Die Fans aus Kopenhagen lieferten beim Einlaufen der Mannschaften Futter, für die hier in Dortmund und auch in anderen Vereinen diskutierte Frage Stimmung durch Bengalos. Ein „Fan“ der Gäste warf einen brennenden Bengalo über den Zaun in eine Gruppe von Fotografen. Ein herbeieilender Feuerwehrmann löschte das Ding mit einem Eimer Sand. Zum Glück kam bei dieser Aktion niemand zu schaden.

Nachdem im Vorverkauf noch 15000 Karten erhältlich waren, drohte ein Minusrekord. Vielleicht hatten es sich viele Dortmunder kurzfristig überlegt Ihre Borussia in diesem Wettbewerb doch zu unterstützen, aber auch die 1800 Freikarten, die der BVB an Schüler- und Jugendmannschaften im Rahmen einer Marketingaktion mit einer bekannten Burgerkette verteilte, verhalfen zu mittlerweile international üblichen 42500 Zuschauern.

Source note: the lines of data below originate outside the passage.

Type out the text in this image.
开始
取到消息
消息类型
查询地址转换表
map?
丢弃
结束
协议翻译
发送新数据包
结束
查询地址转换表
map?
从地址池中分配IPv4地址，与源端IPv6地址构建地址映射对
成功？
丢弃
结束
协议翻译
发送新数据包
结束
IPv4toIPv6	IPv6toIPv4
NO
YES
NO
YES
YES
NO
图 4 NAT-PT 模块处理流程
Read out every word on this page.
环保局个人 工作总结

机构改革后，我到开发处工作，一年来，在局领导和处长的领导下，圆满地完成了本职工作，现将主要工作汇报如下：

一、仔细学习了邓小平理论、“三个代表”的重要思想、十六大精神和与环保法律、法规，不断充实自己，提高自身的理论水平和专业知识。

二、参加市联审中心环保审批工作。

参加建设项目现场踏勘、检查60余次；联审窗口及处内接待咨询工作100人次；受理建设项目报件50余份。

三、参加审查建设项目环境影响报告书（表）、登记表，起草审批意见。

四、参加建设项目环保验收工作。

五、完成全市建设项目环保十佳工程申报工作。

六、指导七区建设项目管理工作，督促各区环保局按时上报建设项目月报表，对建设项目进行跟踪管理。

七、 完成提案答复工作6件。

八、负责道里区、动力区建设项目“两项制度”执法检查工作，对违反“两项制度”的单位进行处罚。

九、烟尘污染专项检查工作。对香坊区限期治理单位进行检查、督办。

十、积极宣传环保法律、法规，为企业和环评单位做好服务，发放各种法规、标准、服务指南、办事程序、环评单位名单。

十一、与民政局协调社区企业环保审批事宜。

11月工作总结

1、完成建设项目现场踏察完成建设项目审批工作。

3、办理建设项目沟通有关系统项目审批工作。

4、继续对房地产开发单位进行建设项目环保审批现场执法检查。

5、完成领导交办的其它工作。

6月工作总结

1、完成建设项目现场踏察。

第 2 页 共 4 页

Es brennt im Stadion - Teil 1
Es brennt im Stadion - Teil 1

Darunter auch eine Gruppe von rund 70 Anhänger des BVB, die den Oberrang der Westtribüne bevölkerten, um dort oben etwas die Grabesstimmung der sitzenden Gemeinde zu vertreiben und zusätzlich zur Süd die Mannschaft zu unterstützen. In der ersten Hälfte mit Hilfe eines Megaphons und in der zweiten mit einer Trommel und einem Dauer-Allez-Stakkato. Mehr darüber sicherlich im Stimmungsbericht im Laufe der Woche auf schwatzgelb.de.

Aktion im Stadion
Aktion im Stadion

Die erste große Chance für den BVB ergab sich nach einem schönen Zusammenspiel von Oliseh und Evanilson. Sunday spielte den entscheidenden Pass nach außen und Eva flankte maßgerecht in die Mitte, wo Lars Ricken den Ball mit dem Kopf nicht ganz drücken konnte und dieser über das Tor von Kihlstedt rauschte (10.). In der ersten Viertelstunde wusste der BVB zu gefallen, gab dann aber, wie man es schon öfter gesehen hatte, danach etwas das Heft aus der Hand. Fehlpässe und Stockfehler sorgten nicht gerade für einen ruhigen Spielaufbau. Im Gegenteil. In der 24. Minute spielten die Kopenhagener ganz gefährlich vor dem Dortmunder Tor auf und Larsen Thomas Roll traf zum Glück nur den linken Pfosten. Gefahr erkannt, Gefahr gebannt? Nicht wirklich. Die Dänen tauchten in der 32. erneut vor Jens Lehmann auf, der umsichtig den Konter der Gäste abfing. Schrecksekunde kurz zuvor beim BVB als Christian Wörns nach einer schönen Abwehrleistung in der eigenen Hälfte umknickte und liegen blieb. Nach kurzer Behandlung konnte er aber weitermachen.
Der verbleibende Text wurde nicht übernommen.